The platform stack that supports OTR was built for the broader NSG portfolio and translates directly to truck parking site assemblage:

iVerify

GIS parcel overlay platform already operating in Forrest County, Mississippi and Dougherty County, Georgia. Extends to truck parking screening — interchange geometry, AADT, FEMA, soil, water table, distance-to-competition.

Hoffman Reports / ProHRHQ

Carrier intelligence platform covering 4.4 million FMCSA records. Identifies which carriers are domiciled in or run a given corridor — demand-side data the IOS asset class has no equivalent source for.

Modular

Real estate financial modeling platform handling total development cost, sources and uses, debt service, IRR. The OTR per-site pro forma lives in the same toolkit that models Serenity Village and the Liberia housing pilot.

Grants Portal

Federal funding identification including Highway Infrastructure Program, USDA Business & Industry, SBA 504. Non-dilutive capital paths into entitlement and predevelopment that pure-play operators don't pursue.

Aburi

Spatial plan documentation system for large-scale developments. Adapts to truck parking master plans for facilities at scale.

MapArea

Offline GPS mapping for on-site survey work where cell coverage is unreliable. Useful in rural corridor segments where most parking gaps actually sit.

4. Plan

The I-95 NC / SC / GA corridor first.

The biggest visible gap in the U.S. truck parking deficit map sits along Interstate 95 between Coral Springs, Florida and Clifton, New Jersey — roughly 1,200 miles of the highest-volume freight corridor in America passing through three states that the Jason's Law data classifies as severe-shortage. Outpost has no facilities in that span. Truck Parking Club and the rest of the marketplace operators have thin coverage. The institutional supply gap is at its sharpest in that segment.

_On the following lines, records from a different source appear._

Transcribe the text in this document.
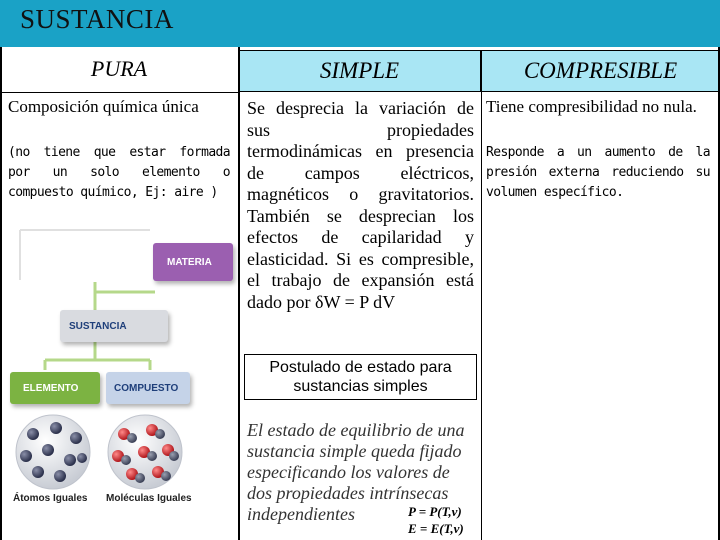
SUSTANCIA
PURA	SIMPLE	COMPRESIBLE
Composición química única
(no tiene que estar formada por un solo elemento o compuesto químico, Ej: aire )
MATERIA
SUSTANCIA
ELEMENTO	COMPUESTO
Átomos Iguales Moléculas Iguales
Se desprecia la variación de sus propiedades termodinámicas en presencia de campos eléctricos, magnéticos o gravitatorios. También se desprecian los efectos de capilaridad y elasticidad. Si es compresible, el trabajo de expansión está dado por δW = P dV
Postulado de estado para sustancias simples
El estado de equilibrio de una sustancia simple queda fijado especificando los valores de dos propiedades intrínsecas independientes	P = P(T,v)
E = E(T,v)
Tiene compresibilidad no nula.
Responde a un aumento de la presión externa reduciendo su volumen específico.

OTR's first phase produces a plan document covering five to six candidate sites in the corridor. The document is the deliverable that opens conversations with carriers running the corridor and with the institutional buyers funding the asset class. Components:

  • Corridor strategy: documented Jason's Law deficit, Outpost site overlay, freight volume, freight composition.
  • Site-by-site one-pagers: location, acreage, traffic counts, zoning posture, estimated cost basis, site-level pro forma.
  • Aggregate financial summary: deployment timeline, total capex, cash flow if all five built.
  • Partnership structures: anchor tenant lease terms, equity partnership terms, or sale to institutional buyer.

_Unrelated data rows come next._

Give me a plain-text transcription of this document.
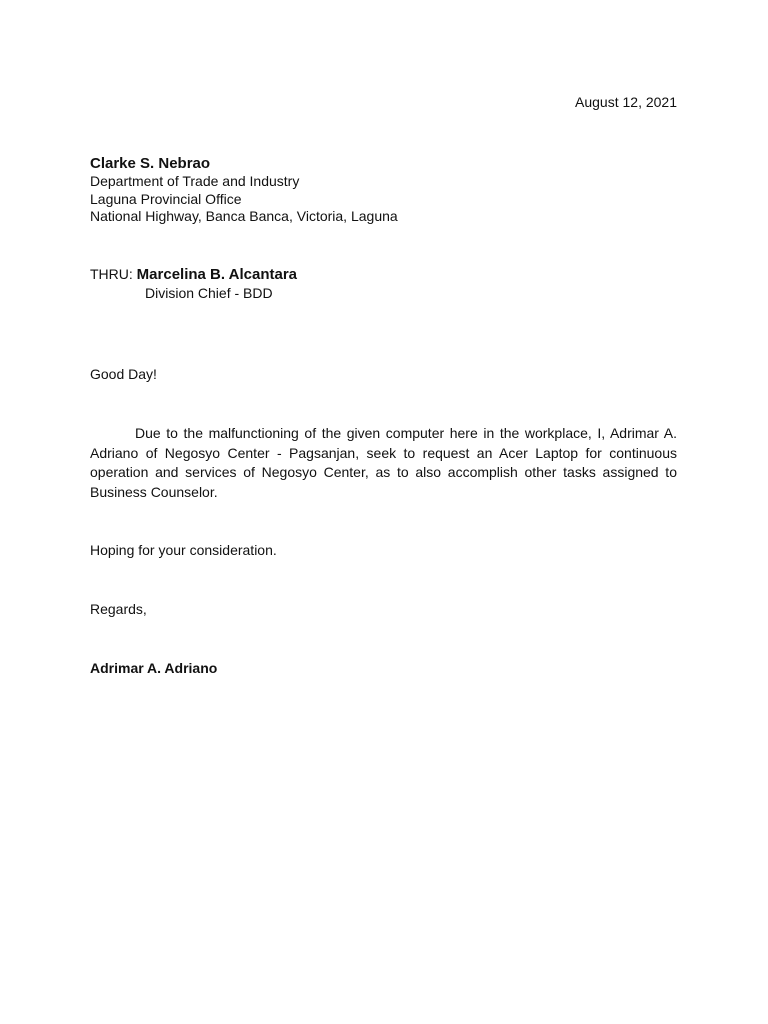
August 12, 2021
Clarke S. Nebrao
Department of Trade and Industry
Laguna Provincial Office
National Highway, Banca Banca, Victoria, Laguna
THRU: Marcelina B. Alcantara
Division Chief - BDD
Good Day!

Due to the malfunctioning of the given computer here in the workplace, I, Adrimar A. Adriano of Negosyo Center - Pagsanjan, seek to request an Acer Laptop for continuous operation and services of Negosyo Center, as to also accomplish other tasks assigned to Business Counselor.

Hoping for your consideration.
Regards,
Adrimar A. Adriano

The plan costs roughly ten to fifteen thousand dollars to produce — corridor drive, traffic and zoning research, document design. That investment unlocks the conversations that fund deployment. After the plan exists and a partner commits, capital deploys against options on the first one or two sites.

5. Ask

Three to four hundred thousand dollars of working capital.

That capital covers twelve months of operations after the plan document is complete: site option fees on two to three parcels, engineering studies, permit fees, legal, travel, and the iVerify overlay extension that screens the corridor at the GIS layer. Returns are realized at each site sale — standard merchant builder economics, two to three times the cost basis per site, with capital recycling into the next sites after the first two close.

Partners can engage in three ways. Equity partnership in an OTR-managed LLC, taking a share of each site sale. Anchor tenant lease for carriers that run the corridor and want consistent parking inventory at locked rates. Sale of entitled sites to institutional buyers — Outpost, GreenPoint Partners, industrial outdoor storage REITs already deploying capital in the class.

The methodology is the same as Eagles Flock and CityPlan Ghana. The asset class is documented and capitalized. The corridor gap is real. The platform stack to execute is already in place.